The Duke Of Burgundy Review
With a 1970s style so florid that you can almost smell it, we're not surprised that there's a credit for perfume in this film's opening titles. This is another astonishingly sensual movie from British filmmaker Peter Strickland (see Katalin Varga and Berberian Sound Studio), mingling vivid sound and imagery with a story that can't help but get under the skin, even though it's utterly bonkers. Yes, the movie is simply that vivid and raw.
It's set in a parallel retro reality in which men don't seem to exist. Cynthia (Borgen's Sidse Babett Knudsen) is an expert on moths and butterflies who teaches at the local university and at home treats her maid Evelyn (Chiara D'Anna) with shockingly rudeness. Except that they're actually a couple in a roleplaying S&M relationship. And Evelyn is clearly the one in charge, asking to be punished in a variety of eyebrow-raising ways. But Cynthia is beginning to feel bad about hurting the woman she loves, so she changes the game. And this forces both women to truly explore what they want and need from each other.

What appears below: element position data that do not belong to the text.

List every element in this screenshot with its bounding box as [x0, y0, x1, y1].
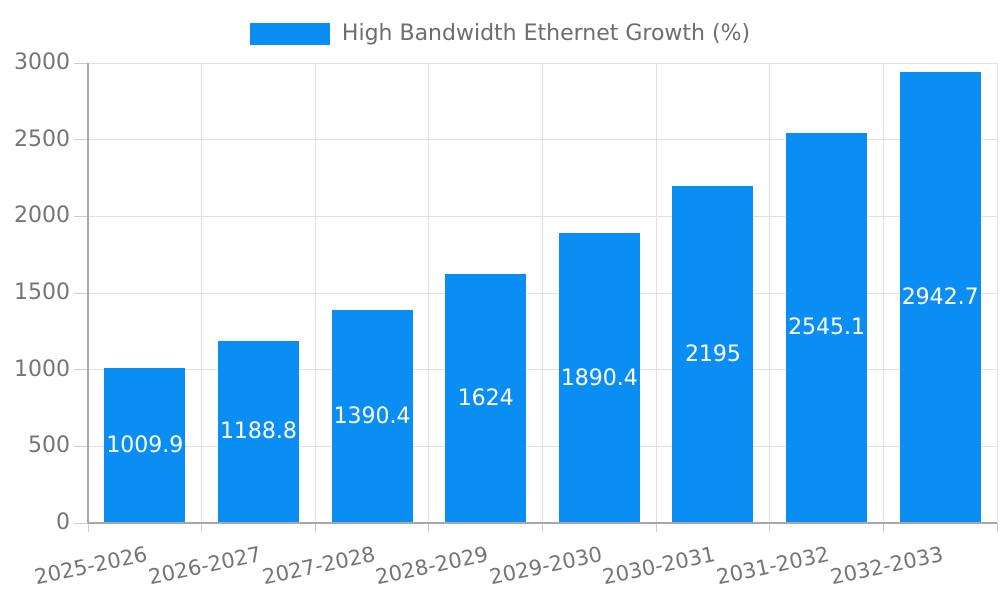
bar: 2195 [672, 186, 754, 523]
y-axis-line [87, 63, 89, 523]
x-tick-mark [314, 523, 316, 532]
bar: 1009.9 [104, 368, 186, 523]
x-tick-label: 2026-2027 [146, 542, 264, 590]
x-gridline [655, 63, 657, 523]
bar-value-label: 1890.4 [560, 365, 638, 391]
bar-value-label: 1188.8 [219, 419, 297, 445]
y-tick-mark [74, 62, 88, 64]
y-tick-label: 1000 [14, 356, 70, 382]
bar: 2942.7 [899, 71, 981, 523]
legend-label: High Bandwidth Ethernet Growth (%) [341, 21, 751, 46]
bar: 1624 [445, 273, 527, 523]
bar-value-label: 2545.1 [788, 315, 866, 341]
x-tick-mark [428, 523, 430, 532]
bar-value-label: 1624 [457, 385, 514, 411]
bar-value-label: 1009.9 [106, 433, 184, 459]
x-gridline [542, 63, 543, 523]
bar: 1188.8 [217, 340, 299, 523]
y-tick-mark [74, 445, 88, 447]
x-tick-mark [542, 523, 543, 532]
legend-swatch [249, 23, 330, 45]
x-gridline [428, 63, 430, 523]
x-tick-mark [201, 523, 203, 532]
x-tick-label: 2029-2030 [487, 542, 605, 590]
x-tick-label: 2025-2026 [32, 542, 150, 590]
y-tick-mark [74, 292, 88, 294]
y-tick-mark [74, 215, 88, 217]
legend: High Bandwidth Ethernet Growth (%) [0, 23, 1000, 45]
bar: 2545.1 [786, 132, 868, 523]
x-tick-label: 2030-2031 [600, 542, 718, 590]
x-tick-mark [655, 523, 657, 532]
bar-value-label: 1390.4 [333, 403, 411, 429]
bar: 1390.4 [331, 309, 413, 523]
x-gridline [882, 63, 884, 523]
y-tick-mark [74, 522, 88, 524]
x-tick-label: 2027-2028 [259, 542, 377, 590]
bar-value-label: 2195 [684, 342, 741, 368]
x-tick-mark [87, 523, 89, 532]
x-tick-mark [882, 523, 884, 532]
y-tick-label: 2500 [14, 126, 70, 152]
y-tick-label: 3000 [14, 50, 70, 75]
x-gridline [996, 63, 998, 523]
x-gridline [201, 63, 203, 523]
y-tick-label: 500 [28, 433, 70, 459]
y-tick-mark [74, 369, 88, 371]
y-tick-label: 1500 [14, 280, 70, 305]
y-tick-mark [74, 139, 88, 141]
x-tick-label: 2032-2033 [828, 542, 945, 590]
x-gridline [314, 63, 316, 523]
x-gridline [769, 63, 771, 523]
x-tick-mark [996, 523, 998, 532]
y-tick-label: 0 [56, 510, 70, 535]
y-tick-label: 2000 [14, 203, 70, 229]
bar-value-label: 2942.7 [901, 284, 979, 310]
x-tick-label: 2028-2029 [373, 542, 491, 590]
bar: 1890.4 [558, 233, 640, 523]
x-tick-mark [769, 523, 771, 532]
x-tick-label: 2031-2032 [714, 542, 832, 590]
x-axis-line [88, 522, 997, 524]
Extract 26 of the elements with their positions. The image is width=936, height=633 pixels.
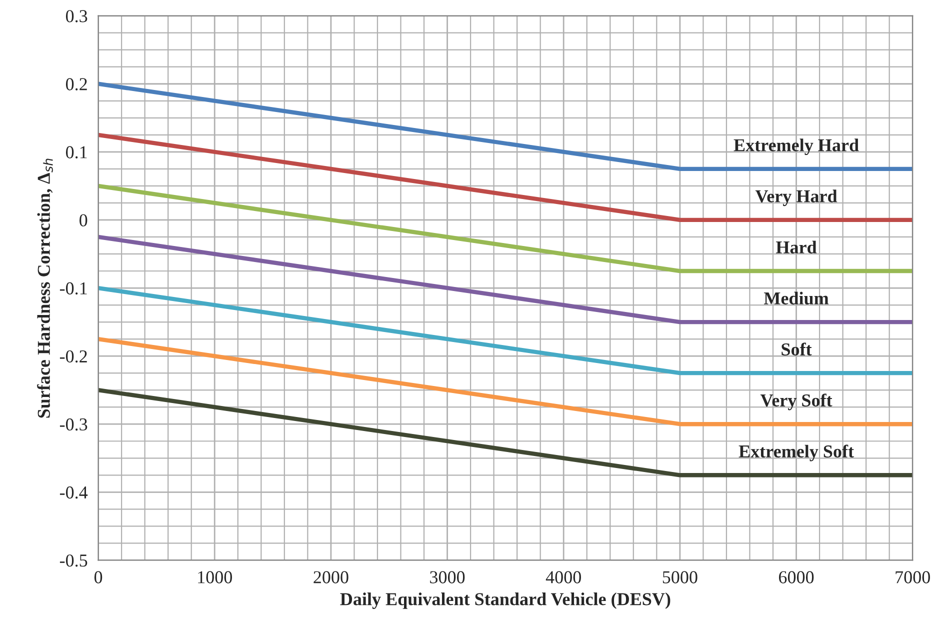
y-tick-label: -0.3 [60, 418, 88, 431]
x-tick-label: 6000 [778, 571, 814, 584]
series-label: Extremely Soft [738, 444, 854, 462]
series-label: Very Soft [760, 394, 832, 410]
series-label: Soft [782, 342, 812, 356]
y-tick-label: 0.3 [66, 10, 88, 22]
x-tick-label: 3000 [430, 571, 465, 584]
y-tick-label: -0.5 [60, 554, 88, 567]
y-tick-label: -0.1 [60, 282, 87, 295]
series-label: Medium [764, 292, 829, 305]
x-tick-label: 0 [94, 571, 102, 584]
y-tick-label: -0.2 [60, 350, 87, 363]
series-label: Hard [776, 240, 817, 254]
y-tick-label: -0.4 [60, 486, 88, 499]
x-tick-label: 5000 [662, 571, 698, 584]
y-tick-label: 0 [80, 214, 88, 226]
series-label: Extremely Hard [734, 138, 859, 156]
y-axis-title: Surface Hardness Correction, Δ$_{sh}$ [37, 158, 53, 418]
x-tick-label: 1000 [198, 571, 232, 584]
y-tick-label: 0.1 [66, 146, 87, 158]
series-label: Very Hard [755, 190, 838, 206]
x-tick-label: 7000 [896, 571, 930, 584]
y-tick-label: 0.2 [66, 78, 87, 90]
x-tick-label: 2000 [314, 571, 348, 584]
x-axis-title: Daily Equivalent Standard Vehicle (DESV) [340, 592, 670, 609]
x-tick-label: 4000 [546, 571, 581, 584]
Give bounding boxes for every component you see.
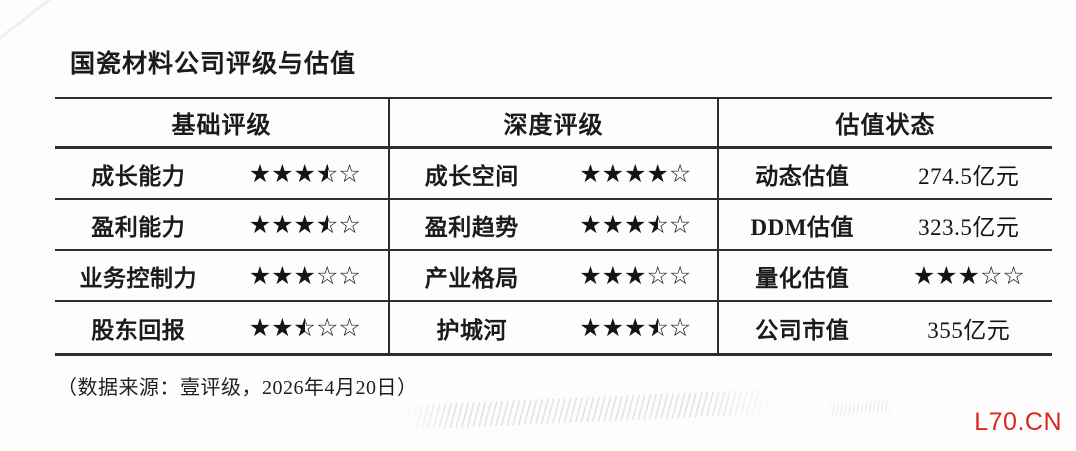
rating-table: 基础评级 成长能力 ★★★☆ ★ ☆ 盈利能力 ★★★☆ ★ ☆ 业务控制力 ★★★☆☆… [55, 97, 1052, 356]
star-full-icon: ★ [293, 159, 316, 188]
figure-title: 国瓷材料公司评级与估值 [70, 51, 357, 78]
star-full-icon: ★ [912, 261, 936, 290]
star-full-icon: ★ [624, 210, 647, 239]
valuation-value: 355亿元 [927, 317, 1011, 343]
table-row: 成长空间 ★★★★☆ [390, 149, 717, 200]
column-group-valuation-status: 估值状态 动态估值 274.5亿元 DDM估值 323.5亿元 量化估值 ★★★… [717, 99, 1052, 353]
star-empty-icon: ☆ [315, 261, 339, 290]
watermark-dots [830, 400, 890, 416]
row-label: 护城河 [436, 317, 507, 343]
table-row: DDM估值 323.5亿元 [719, 200, 1052, 251]
star-empty-icon: ☆ [338, 261, 361, 290]
star-empty-icon: ☆ [338, 159, 361, 188]
star-full-icon: ★ [601, 159, 625, 188]
star-empty-icon: ☆ [668, 313, 692, 342]
table-row: 业务控制力 ★★★☆☆ [55, 251, 388, 302]
star-full-icon: ★ [579, 159, 602, 188]
star-full-icon: ★ [271, 261, 294, 290]
star-rating: ★★★☆ ★ ☆ [554, 212, 718, 237]
table-row: 股东回报 ★★☆ ★ ☆☆ [55, 302, 388, 353]
star-full-icon: ★ [624, 261, 647, 290]
row-label: 动态估值 [755, 163, 850, 189]
star-full-icon: ★ [248, 261, 272, 290]
row-label: 股东回报 [91, 317, 186, 343]
star-half-icon: ☆ ★ [293, 313, 316, 342]
star-empty-icon: ☆ [338, 313, 361, 342]
table-row: 量化估值 ★★★☆☆ [719, 251, 1052, 302]
star-full-icon: ★ [624, 313, 647, 342]
column-header-basic-rating: 基础评级 [55, 99, 388, 149]
star-full-icon: ★ [248, 210, 272, 239]
star-full-icon: ★ [271, 313, 294, 342]
star-rating: ★★★☆ ★ ☆ [222, 212, 389, 237]
star-full-icon: ★ [248, 313, 272, 342]
star-full-icon: ★ [601, 210, 625, 239]
row-label: 成长能力 [91, 163, 186, 189]
star-full-icon: ★ [271, 210, 294, 239]
star-rating: ★★★☆☆ [222, 263, 389, 288]
table-row: 盈利能力 ★★★☆ ★ ☆ [55, 200, 388, 251]
corner-stripe-decoration [0, 0, 64, 44]
star-full-icon: ★ [957, 261, 980, 290]
site-watermark: L70.CN [974, 408, 1062, 436]
star-full-icon: ★ [935, 261, 958, 290]
star-rating: ★★★☆☆ [554, 263, 718, 288]
star-half-icon: ☆ ★ [646, 210, 669, 239]
star-half-icon: ☆ ★ [315, 159, 339, 188]
star-rating: ★★☆ ★ ☆☆ [222, 315, 389, 340]
star-empty-icon: ☆ [338, 210, 361, 239]
star-rating: ★★★☆ ★ ☆ [222, 161, 389, 186]
star-empty-icon: ☆ [315, 313, 339, 342]
star-full-icon: ★ [579, 261, 602, 290]
source-note: （数据来源：壹评级，2026年4月20日） [57, 377, 418, 399]
row-label: 盈利能力 [91, 214, 186, 240]
row-label: 产业格局 [424, 265, 519, 291]
star-rating: ★★★★☆ [554, 161, 718, 186]
table-row: 动态估值 274.5亿元 [719, 149, 1052, 200]
column-group-basic-rating: 基础评级 成长能力 ★★★☆ ★ ☆ 盈利能力 ★★★☆ ★ ☆ 业务控制力 ★★★☆☆… [55, 99, 388, 353]
row-label: 公司市值 [755, 317, 850, 343]
star-full-icon: ★ [248, 159, 272, 188]
star-empty-icon: ☆ [668, 261, 692, 290]
star-full-icon: ★ [601, 313, 625, 342]
valuation-value: 323.5亿元 [918, 214, 1020, 240]
table-row: 盈利趋势 ★★★☆ ★ ☆ [390, 200, 717, 251]
star-full-icon: ★ [293, 210, 316, 239]
star-full-icon: ★ [579, 313, 602, 342]
star-rating: ★★★☆ ★ ☆ [554, 315, 718, 340]
row-label: 成长空间 [424, 163, 519, 189]
table-row: 公司市值 355亿元 [719, 302, 1052, 353]
star-empty-icon: ☆ [646, 261, 669, 290]
star-half-icon: ☆ ★ [315, 210, 339, 239]
watermark-stripes [405, 388, 775, 431]
star-full-icon: ★ [579, 210, 602, 239]
star-full-icon: ★ [271, 159, 294, 188]
star-full-icon: ★ [624, 159, 647, 188]
star-empty-icon: ☆ [668, 210, 692, 239]
column-group-deep-rating: 深度评级 成长空间 ★★★★☆ 盈利趋势 ★★★☆ ★ ☆ 产业格局 ★★★☆☆ 护… [388, 99, 717, 353]
row-label: 盈利趋势 [424, 214, 519, 240]
table-row: 护城河 ★★★☆ ★ ☆ [390, 302, 717, 353]
star-full-icon: ★ [601, 261, 625, 290]
row-label: 业务控制力 [79, 265, 197, 291]
valuation-value: 274.5亿元 [918, 163, 1020, 189]
star-rating: ★★★☆☆ [886, 263, 1053, 288]
row-label: 量化估值 [755, 265, 850, 291]
column-header-deep-rating: 深度评级 [390, 99, 717, 149]
table-row: 产业格局 ★★★☆☆ [390, 251, 717, 302]
column-header-valuation-status: 估值状态 [719, 99, 1052, 149]
star-empty-icon: ☆ [979, 261, 1003, 290]
table-row: 成长能力 ★★★☆ ★ ☆ [55, 149, 388, 200]
row-label: DDM估值 [750, 214, 854, 240]
star-full-icon: ★ [646, 159, 669, 188]
star-full-icon: ★ [293, 261, 316, 290]
star-empty-icon: ☆ [1002, 261, 1025, 290]
star-empty-icon: ☆ [668, 159, 692, 188]
star-half-icon: ☆ ★ [646, 313, 669, 342]
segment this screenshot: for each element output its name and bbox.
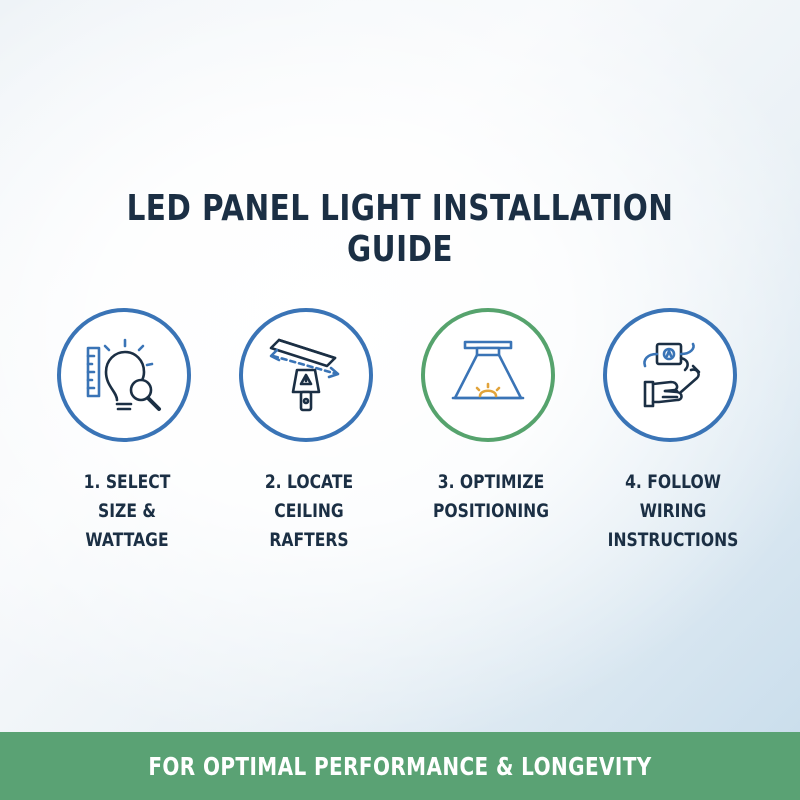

For a movie styled after those trashy 1970s European lesbian romps, this film is remarkably easy to identify with. The sadomasochistic sex is both more transgressive and sexier than anything in Fifty Shades of Grey, and the emotions are also much deeper and more resonant. Everyone can identify with facing up to the expectations within a relationship, and the delicate balance as we try to maintain our own identity while bending to the needs of another person. Strickland has found a startlingly artistic way to express this idea that shocks us with its format while engaging us in a startlingly powerful way we don't quite see coming. And he infuses the film with a terrific undercurrent of hilariously dark humour.